Coming to the end of the year brings us closer to each other, closer to our families, to our neighbours, to our community and to our traditions. The need to gather goes back to the time when nature was ruling the life of the people in a far more rigorous way than it does today and obliged them to live together to survive.
Last summer I went with my wife and our two sons to the South of France, to the Pyrenees and the Dordogne Area. I have been living in the Pyrenees for a while, when I was working as a salesman for an organic fertiliser company. But then I didn't take the time to look around for caves and prehistoric sites. The caves of Ariege and Dordogne have been occupied by different groups of hunters during a long period, from 40000 to 12000 BC.
These hunters were travelling the plains during the summer, hunting in small groups, generally clans. From the early days the hunt was for mammoth and reindeer, which were travelling in herds. After the ice age, around 20000 BC the hunt was for smaller animals, mainly deer. The hunters had to defend themselves against the other predators, like bears and felines. In the winter the group of hunters and their families were moving back to the mountain area, where natural caves had been carved in the limestone by underground rivers earlier on. During these long and cold winters they kept hunting deer, boars and mountain goats to supplement the reserves accumulated during the summer.
Generally we picture our hunter ancestors as primitive people with their skin clothes, spears and natural instincts. But our visit to their winter quarters has changed my ideas about this. We discovered their artistic abilities of parietal paintings (on walls). As a farmer I love my animals. Their individuality manifests itself through the variety of forms, shapes and colours of their robes.

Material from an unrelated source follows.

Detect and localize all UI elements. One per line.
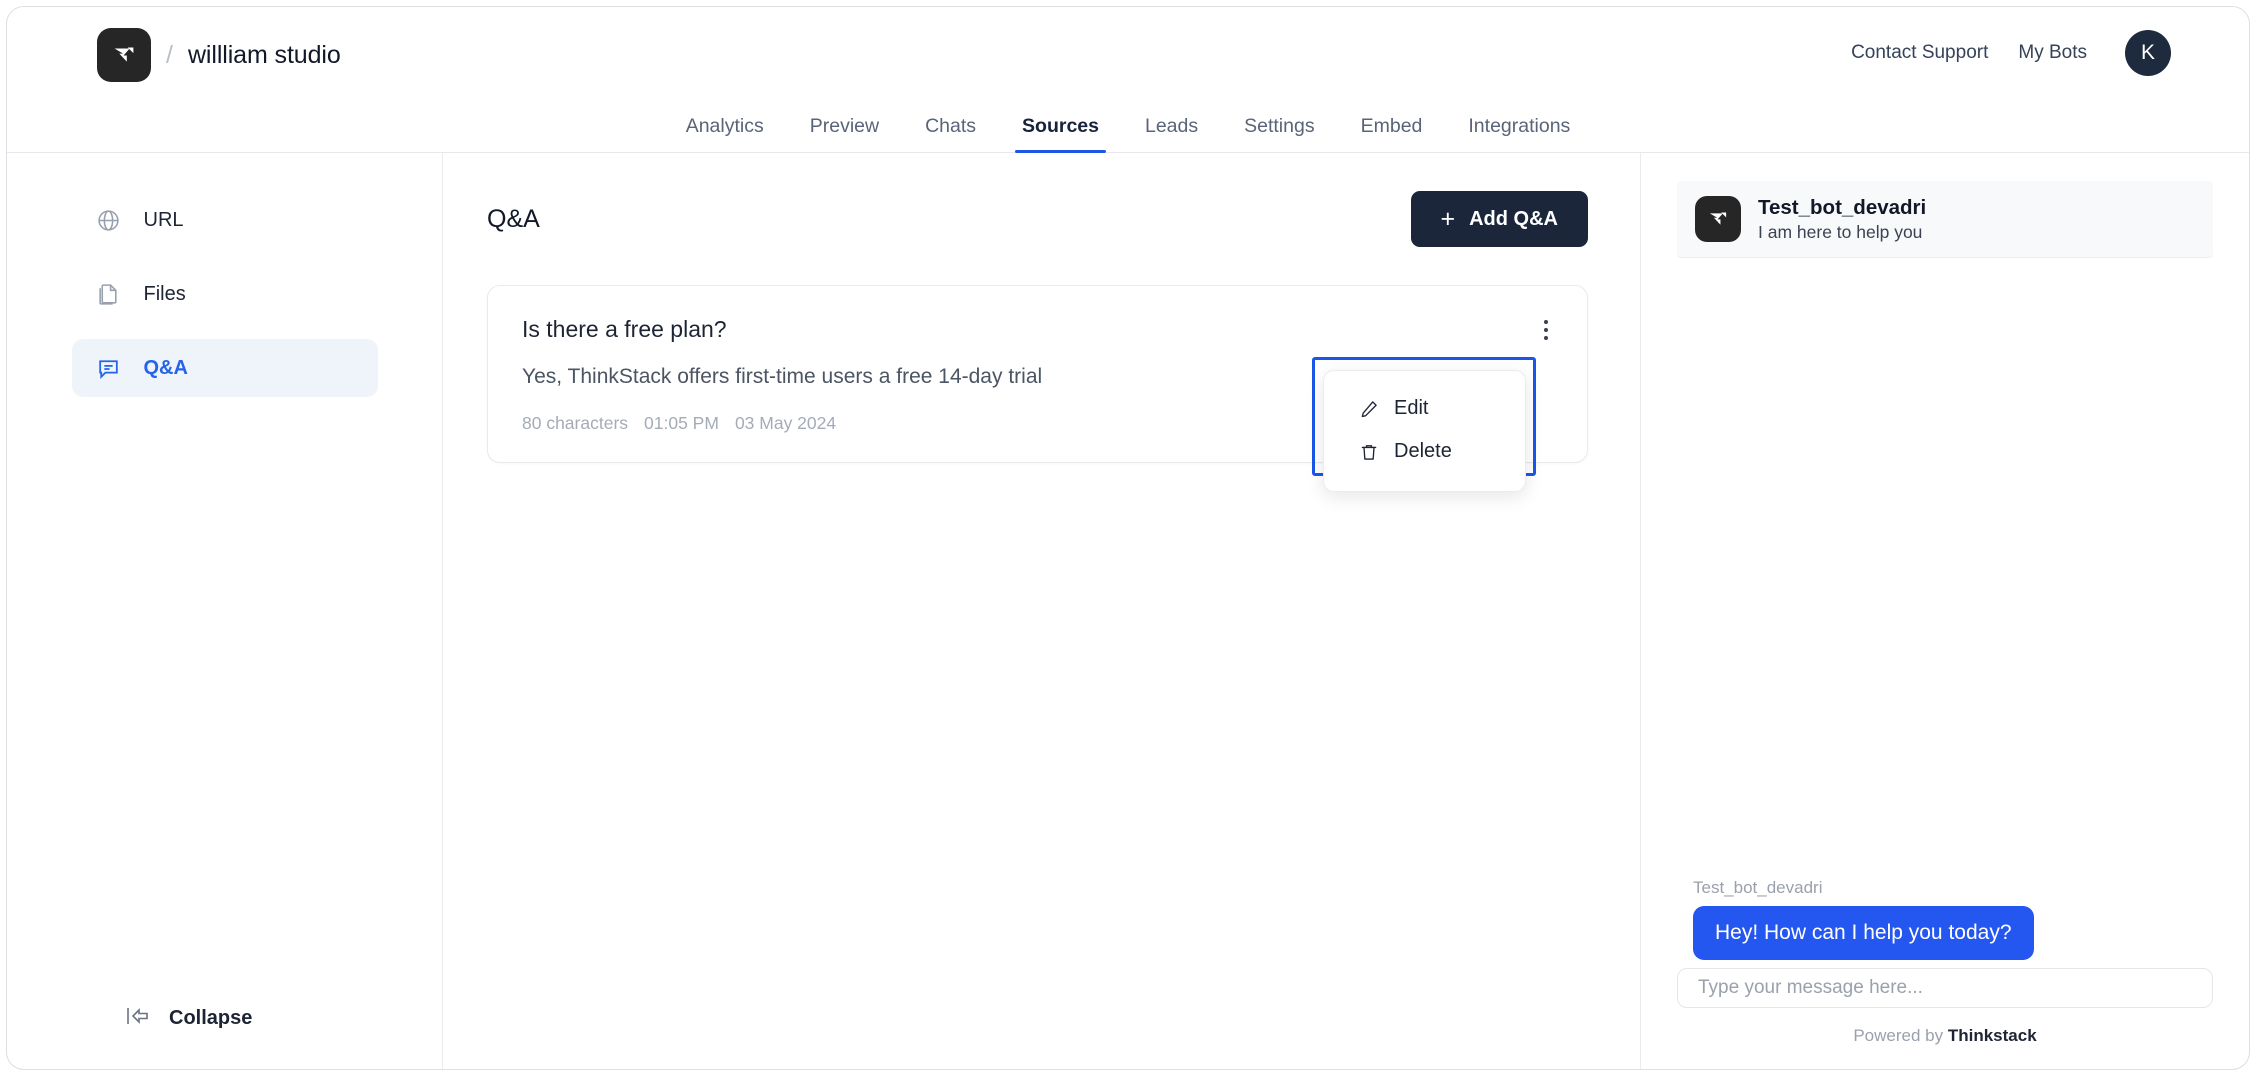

I love to see pictures of them too, but what I saw in these caves was far more moving.
First we had to travel underground, sometimes for half a mile, like at Niaux. It's already an experience to go in deep caves, with children, at the light of a torch, through ups and downs, narrow passages, even if today it is made easier for the public. We travelled through a world of stalactites and forms made by nature's fantasy (an elephant, a tortoise, a witch) to enter some huge spaces, as big as a cathedral, and go deeper and farther into the womb of the earth. Suddenly the guide called for a stop and, with his torch, pointed to the wall and showed the paintings. They are awfully beautiful – these buffalo bulls, red, black, spotty, by dozens, the cows, the deer jumping, the horses trotting: a zoo of familiar faces, longhorns, well designed noses, ears, mouths, hooves, tails, tusks of mammoth for the oldest, felines and bears. Impressive beauty and finesse of the details – you would think it was done last week by a realistic painter. For example we visited in Lascaux the equivalent of the Sistine Chapel, with its four hundred or so animals covering walls and ceilings. They are painted with charcoal, fat, red powdered stone, sticks and brushes, at the light of animal fat burning in a dug out stone lamp. And these painters were our primitive ancestors.
Like lots of things of the past, their true meaning is lost. It could have been hunting ceremonials, religious believes and expressions, but whatever, it is left to us as a testimony of their lives. But to me, as a farmer, it left me with a feeling of joy and pride, to be part of this endless generation of people who make a living from animals and find beauty in a horny cow or a trotting pony. As I watch my little fellow drawing and colouring reindeer and cows, I am amazed how things travel through time.